South Africa is currently also in the process of decriminalising sex work to ensure that the sex work industry is regulated and that women are protected.
Deputy President Mabuza used the Health Summit to launch Checka Impilo, a national wellness campaign that focuses on testing and treating people who have HIV, TB, sexually transmitted infections and non-communicable diseases such as diabetes and hypertension.
The campaign will focus on the provision of comprehensive health and wellness services targeted at men, adolescent girls and young women, as well as key and vulnerable population groups.
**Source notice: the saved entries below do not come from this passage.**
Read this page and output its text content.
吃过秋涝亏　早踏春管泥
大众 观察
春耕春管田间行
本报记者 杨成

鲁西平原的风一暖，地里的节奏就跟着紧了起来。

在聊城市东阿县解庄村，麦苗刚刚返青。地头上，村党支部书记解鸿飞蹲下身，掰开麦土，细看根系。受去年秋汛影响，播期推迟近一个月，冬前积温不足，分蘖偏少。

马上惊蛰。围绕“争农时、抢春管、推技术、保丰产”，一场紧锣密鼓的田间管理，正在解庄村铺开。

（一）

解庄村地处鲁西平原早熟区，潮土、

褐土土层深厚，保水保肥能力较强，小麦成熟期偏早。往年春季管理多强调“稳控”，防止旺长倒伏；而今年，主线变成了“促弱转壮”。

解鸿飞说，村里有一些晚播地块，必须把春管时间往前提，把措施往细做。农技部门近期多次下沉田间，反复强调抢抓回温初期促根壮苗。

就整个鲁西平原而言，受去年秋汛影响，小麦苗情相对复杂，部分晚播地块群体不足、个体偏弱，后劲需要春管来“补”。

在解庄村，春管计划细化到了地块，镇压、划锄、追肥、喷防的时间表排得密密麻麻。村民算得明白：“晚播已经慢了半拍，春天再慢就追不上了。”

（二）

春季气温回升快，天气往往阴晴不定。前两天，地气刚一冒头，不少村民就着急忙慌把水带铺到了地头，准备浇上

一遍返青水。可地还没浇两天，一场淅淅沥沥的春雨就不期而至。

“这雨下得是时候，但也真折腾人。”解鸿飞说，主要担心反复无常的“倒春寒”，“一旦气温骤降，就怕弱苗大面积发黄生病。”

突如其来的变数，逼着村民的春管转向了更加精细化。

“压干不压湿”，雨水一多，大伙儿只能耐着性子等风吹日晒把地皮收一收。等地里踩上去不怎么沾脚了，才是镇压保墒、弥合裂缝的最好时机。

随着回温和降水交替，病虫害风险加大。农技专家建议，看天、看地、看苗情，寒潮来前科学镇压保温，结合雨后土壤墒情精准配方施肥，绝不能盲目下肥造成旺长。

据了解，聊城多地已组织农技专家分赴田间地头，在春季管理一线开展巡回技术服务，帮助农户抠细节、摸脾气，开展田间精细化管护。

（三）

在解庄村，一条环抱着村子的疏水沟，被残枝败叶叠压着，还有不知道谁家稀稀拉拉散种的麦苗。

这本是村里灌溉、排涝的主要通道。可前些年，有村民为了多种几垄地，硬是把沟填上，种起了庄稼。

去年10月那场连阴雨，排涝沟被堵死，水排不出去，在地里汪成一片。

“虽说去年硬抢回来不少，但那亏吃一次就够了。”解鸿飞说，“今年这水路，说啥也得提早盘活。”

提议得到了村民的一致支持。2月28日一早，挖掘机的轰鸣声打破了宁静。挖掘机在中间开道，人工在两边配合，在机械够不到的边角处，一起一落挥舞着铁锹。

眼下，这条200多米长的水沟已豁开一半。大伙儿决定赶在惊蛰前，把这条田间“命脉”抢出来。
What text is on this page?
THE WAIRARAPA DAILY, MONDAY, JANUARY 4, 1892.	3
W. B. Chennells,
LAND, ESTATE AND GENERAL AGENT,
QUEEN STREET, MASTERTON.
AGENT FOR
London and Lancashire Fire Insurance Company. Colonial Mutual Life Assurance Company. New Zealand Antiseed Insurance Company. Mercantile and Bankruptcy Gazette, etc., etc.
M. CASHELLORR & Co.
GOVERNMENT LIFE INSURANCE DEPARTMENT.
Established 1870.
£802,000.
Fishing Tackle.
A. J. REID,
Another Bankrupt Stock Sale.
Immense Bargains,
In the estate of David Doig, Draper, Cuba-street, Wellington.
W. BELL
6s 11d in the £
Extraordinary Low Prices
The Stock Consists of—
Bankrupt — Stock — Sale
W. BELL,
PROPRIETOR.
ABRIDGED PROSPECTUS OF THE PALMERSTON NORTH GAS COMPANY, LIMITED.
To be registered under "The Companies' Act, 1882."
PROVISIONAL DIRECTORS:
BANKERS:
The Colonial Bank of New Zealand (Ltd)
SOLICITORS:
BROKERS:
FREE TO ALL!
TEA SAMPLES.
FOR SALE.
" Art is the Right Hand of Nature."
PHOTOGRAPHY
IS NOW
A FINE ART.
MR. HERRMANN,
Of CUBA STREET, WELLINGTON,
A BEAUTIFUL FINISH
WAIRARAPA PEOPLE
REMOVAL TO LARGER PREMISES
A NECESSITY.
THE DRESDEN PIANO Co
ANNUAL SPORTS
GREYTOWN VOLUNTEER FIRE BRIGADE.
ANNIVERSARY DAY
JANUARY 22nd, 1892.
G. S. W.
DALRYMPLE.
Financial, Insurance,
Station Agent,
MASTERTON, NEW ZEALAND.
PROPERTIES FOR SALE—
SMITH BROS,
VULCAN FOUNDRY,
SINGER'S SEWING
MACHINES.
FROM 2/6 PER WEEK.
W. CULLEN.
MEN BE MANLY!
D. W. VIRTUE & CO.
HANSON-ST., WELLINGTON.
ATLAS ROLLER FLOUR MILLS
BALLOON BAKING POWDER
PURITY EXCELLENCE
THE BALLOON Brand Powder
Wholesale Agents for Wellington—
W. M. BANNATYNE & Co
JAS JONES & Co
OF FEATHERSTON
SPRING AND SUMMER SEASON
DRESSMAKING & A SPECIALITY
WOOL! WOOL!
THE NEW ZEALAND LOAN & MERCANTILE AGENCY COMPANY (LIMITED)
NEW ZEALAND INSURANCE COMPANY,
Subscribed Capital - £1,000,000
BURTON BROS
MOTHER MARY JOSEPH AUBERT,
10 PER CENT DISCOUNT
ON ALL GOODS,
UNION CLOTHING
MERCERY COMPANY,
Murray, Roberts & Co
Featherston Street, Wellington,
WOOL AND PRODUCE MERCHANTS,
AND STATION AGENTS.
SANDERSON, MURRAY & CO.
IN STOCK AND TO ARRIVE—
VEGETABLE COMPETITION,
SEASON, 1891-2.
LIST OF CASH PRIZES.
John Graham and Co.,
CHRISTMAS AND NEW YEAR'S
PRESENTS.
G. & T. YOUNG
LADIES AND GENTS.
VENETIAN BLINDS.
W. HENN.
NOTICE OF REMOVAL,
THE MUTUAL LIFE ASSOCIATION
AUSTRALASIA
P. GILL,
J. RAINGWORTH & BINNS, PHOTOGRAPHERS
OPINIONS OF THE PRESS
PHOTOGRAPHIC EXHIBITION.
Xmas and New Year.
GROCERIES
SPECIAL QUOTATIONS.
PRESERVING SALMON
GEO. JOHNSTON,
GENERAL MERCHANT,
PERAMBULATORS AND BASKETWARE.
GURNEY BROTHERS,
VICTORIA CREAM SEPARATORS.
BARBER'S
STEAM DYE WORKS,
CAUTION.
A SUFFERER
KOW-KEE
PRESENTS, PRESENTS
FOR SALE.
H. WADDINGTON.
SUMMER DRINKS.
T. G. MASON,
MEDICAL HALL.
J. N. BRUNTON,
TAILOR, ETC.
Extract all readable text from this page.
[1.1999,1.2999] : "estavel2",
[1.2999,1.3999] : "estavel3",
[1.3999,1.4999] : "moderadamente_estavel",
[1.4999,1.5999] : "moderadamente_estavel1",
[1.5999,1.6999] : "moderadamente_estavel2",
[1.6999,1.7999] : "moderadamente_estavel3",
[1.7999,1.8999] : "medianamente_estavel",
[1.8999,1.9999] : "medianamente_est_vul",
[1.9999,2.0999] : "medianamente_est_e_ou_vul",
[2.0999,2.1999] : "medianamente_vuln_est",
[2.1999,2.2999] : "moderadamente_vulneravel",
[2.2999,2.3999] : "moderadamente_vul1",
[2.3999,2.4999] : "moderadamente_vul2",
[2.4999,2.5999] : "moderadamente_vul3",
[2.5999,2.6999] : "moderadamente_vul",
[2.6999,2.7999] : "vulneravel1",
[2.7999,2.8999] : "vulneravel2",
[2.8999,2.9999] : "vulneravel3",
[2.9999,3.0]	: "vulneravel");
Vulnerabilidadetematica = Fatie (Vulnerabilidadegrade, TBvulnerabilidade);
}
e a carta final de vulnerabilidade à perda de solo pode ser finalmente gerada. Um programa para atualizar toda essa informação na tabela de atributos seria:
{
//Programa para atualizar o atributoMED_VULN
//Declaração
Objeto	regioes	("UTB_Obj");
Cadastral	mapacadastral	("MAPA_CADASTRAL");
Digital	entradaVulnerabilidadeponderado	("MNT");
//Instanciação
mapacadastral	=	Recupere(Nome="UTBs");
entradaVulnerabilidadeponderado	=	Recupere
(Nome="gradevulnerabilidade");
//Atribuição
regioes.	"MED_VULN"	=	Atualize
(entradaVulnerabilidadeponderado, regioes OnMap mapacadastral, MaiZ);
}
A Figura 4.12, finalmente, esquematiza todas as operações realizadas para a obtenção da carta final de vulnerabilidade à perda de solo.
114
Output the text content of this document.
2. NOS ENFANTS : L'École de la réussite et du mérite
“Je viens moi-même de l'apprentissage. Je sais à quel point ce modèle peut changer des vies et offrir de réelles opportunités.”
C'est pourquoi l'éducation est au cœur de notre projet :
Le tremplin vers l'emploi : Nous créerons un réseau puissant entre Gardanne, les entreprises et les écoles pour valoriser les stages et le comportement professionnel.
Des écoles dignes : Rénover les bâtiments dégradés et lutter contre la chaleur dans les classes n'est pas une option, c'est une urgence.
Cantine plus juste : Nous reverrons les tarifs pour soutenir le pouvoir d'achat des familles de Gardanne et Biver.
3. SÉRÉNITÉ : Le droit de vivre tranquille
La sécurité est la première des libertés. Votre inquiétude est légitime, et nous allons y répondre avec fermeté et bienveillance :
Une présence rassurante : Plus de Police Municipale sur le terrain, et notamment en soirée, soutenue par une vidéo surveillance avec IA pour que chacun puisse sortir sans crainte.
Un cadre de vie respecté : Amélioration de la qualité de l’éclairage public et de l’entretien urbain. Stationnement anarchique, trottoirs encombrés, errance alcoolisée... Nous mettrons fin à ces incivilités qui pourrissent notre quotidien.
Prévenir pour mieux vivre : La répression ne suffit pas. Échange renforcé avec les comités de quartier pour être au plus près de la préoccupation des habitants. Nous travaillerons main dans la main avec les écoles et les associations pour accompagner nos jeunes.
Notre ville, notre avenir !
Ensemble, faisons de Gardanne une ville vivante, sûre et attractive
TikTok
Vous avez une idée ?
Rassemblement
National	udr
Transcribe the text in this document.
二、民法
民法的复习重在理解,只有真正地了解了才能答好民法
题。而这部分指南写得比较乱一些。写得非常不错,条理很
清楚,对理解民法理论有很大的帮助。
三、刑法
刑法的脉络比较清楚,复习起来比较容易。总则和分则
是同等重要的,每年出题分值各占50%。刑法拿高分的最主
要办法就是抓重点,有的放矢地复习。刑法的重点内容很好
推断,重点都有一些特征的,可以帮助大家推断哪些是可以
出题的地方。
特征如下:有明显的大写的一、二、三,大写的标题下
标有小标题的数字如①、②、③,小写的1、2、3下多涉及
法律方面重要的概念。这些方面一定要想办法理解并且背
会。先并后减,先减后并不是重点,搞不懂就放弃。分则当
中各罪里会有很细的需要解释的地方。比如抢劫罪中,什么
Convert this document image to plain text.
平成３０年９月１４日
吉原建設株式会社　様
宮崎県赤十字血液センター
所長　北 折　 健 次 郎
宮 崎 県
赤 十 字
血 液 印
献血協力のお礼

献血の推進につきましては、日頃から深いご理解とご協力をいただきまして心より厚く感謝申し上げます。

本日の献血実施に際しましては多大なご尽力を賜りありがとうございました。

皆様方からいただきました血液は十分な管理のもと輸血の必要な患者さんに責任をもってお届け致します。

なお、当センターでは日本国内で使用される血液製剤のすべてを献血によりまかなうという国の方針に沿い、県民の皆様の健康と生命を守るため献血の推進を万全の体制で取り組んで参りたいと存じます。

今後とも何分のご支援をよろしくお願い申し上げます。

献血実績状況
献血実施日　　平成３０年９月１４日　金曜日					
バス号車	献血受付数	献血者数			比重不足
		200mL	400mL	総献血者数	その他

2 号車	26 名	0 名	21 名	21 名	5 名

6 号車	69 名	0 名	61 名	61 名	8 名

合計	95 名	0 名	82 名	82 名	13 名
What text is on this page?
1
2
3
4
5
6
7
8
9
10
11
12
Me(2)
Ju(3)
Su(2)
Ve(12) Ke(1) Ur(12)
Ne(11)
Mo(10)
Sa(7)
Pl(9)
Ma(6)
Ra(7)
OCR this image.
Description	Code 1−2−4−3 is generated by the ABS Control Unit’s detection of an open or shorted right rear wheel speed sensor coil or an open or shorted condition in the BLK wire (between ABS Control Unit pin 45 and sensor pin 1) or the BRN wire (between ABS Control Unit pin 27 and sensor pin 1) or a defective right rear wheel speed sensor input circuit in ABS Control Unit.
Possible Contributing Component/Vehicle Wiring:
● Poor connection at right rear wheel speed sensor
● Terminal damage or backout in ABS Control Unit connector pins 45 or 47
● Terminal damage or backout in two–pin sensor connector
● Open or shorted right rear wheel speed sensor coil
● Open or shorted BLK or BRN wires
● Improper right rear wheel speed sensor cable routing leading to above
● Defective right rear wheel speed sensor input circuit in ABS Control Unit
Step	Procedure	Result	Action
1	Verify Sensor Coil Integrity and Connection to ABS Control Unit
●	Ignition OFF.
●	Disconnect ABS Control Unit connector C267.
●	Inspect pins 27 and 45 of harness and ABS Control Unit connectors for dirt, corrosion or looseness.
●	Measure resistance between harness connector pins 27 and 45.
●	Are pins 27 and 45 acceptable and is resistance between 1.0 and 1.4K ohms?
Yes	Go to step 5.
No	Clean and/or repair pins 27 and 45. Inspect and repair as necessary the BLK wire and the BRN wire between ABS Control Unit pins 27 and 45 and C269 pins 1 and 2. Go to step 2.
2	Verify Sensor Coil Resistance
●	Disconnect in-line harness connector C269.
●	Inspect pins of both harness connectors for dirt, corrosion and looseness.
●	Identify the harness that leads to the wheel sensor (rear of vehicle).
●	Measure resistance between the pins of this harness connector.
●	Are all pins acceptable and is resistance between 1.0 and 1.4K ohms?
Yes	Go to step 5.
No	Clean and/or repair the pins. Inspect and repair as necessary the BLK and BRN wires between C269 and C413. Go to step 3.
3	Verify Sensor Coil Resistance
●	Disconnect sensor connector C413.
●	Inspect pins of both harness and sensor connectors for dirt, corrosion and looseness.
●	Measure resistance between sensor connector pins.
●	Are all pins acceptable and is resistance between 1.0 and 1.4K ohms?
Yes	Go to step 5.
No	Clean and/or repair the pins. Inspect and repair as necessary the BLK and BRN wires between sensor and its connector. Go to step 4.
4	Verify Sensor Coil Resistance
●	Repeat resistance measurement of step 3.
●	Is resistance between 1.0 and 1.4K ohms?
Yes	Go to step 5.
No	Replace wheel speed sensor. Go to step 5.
The success of the campaign, Mabuza said, depends on coordinated collaboration among all social partners in respect to planning, implementation and monitoring.
Checka Impilo is a call to action for South Africans to move from a curative response to health to preventative approaches and the adoption of healthy lifestyles.
The campaign will focus on increased information, education and communication activities, promotion of HIV testing, widespread distribution of condoms, and provision of pre- and post-exposure prophylaxis against HIV.
“All of us must, therefore, go out in great numbers to test for HIV and screen for STIs, TB and non-communicable diseases such as diabetes and hypertension.
“Within 24 months of this campaign, we must have found and put two million more people on ARVs. We must also have found and put at least 80 000 more people with TB on anti-TB treatment. We must also have identified thousands more with diabetes, high blood pressure and cancer, and put them on treatment,” Mabuza said.
Three-quarters of people on antiretroviral treatment at a clinic in Khayelitsha were also being treated for hypertension. Yet there is not enough information about how HIV and common NCDs such as hypertension and diabetes interact, or how medicines to treat them interact.
This is according to Dr Tolu Oni from the University of Cape Town, who is investigating the “collision” between HIV and NCDs.
“As people living with HIV are living longer, we are facing a new challenge. NCDs pose a new threat to people with HIV but there are many unanswered questions,” Oni told the international AIDS conference.
These questions include the extent of NCD co-infection, medicine interactions and how to co-diagnose and co-treat these.
Aside from having the largest HIV population in the world, South Africa is the fattest nation on the continent.
Up to 70% of South African women and a third of men are overweight or obese, while a quarter of girls and one in five boys between the ages of 2 and 14 years are overweight or obese. Obesity is associated with type 2 diabetes, heart disease, stroke, hypertension, joint pain and certain cancers.
“Some NCDS are related to HIV infection itself and to the side effects of some of the medicines used to treat HIV infection,” according to UNAIDS. “Several of the opportunistic illnesses associated with HIV infection are NCDs in their own right, such as HIV-associated lymphoma and cervical cancer.”
Australian Professor Andrew Grulich reported that “the pattern of cancer and HIV is beginning to collide” as the population of people with HIV ages.
“There is an exponential increase in cancer as a person ages,” said Grulich.
A skin cancer called Kaposi’s Sarcoma was common in people with low immunity, but could be treated once a person was on ARVs. However, lymphoma was the most common cancer in people with HIV with mildly suppressed immunity, he said.
Californian epidemiologist Dr Melissa Frasco reported that two classes of ARVs were associated with an increase in diabetes, while “untreated HIV could lead to metabolic syndrome” (including obesity), which put patients at risk of heart attacks and strokes.
Supporting this, a Kenyan study has shown that HIV positive people who were not on treatment had significantly higher rates of hypertension than HIV negative people.
“Ageing with HIV is a huge issue in Europe, where people started ARV treatment earlier. Addressing this needs both a medical and psycho-social approach,” said Tamas Bereczky, who is both living with HIV and a researcher with the European AIDS Treatment Group. – Health-e News.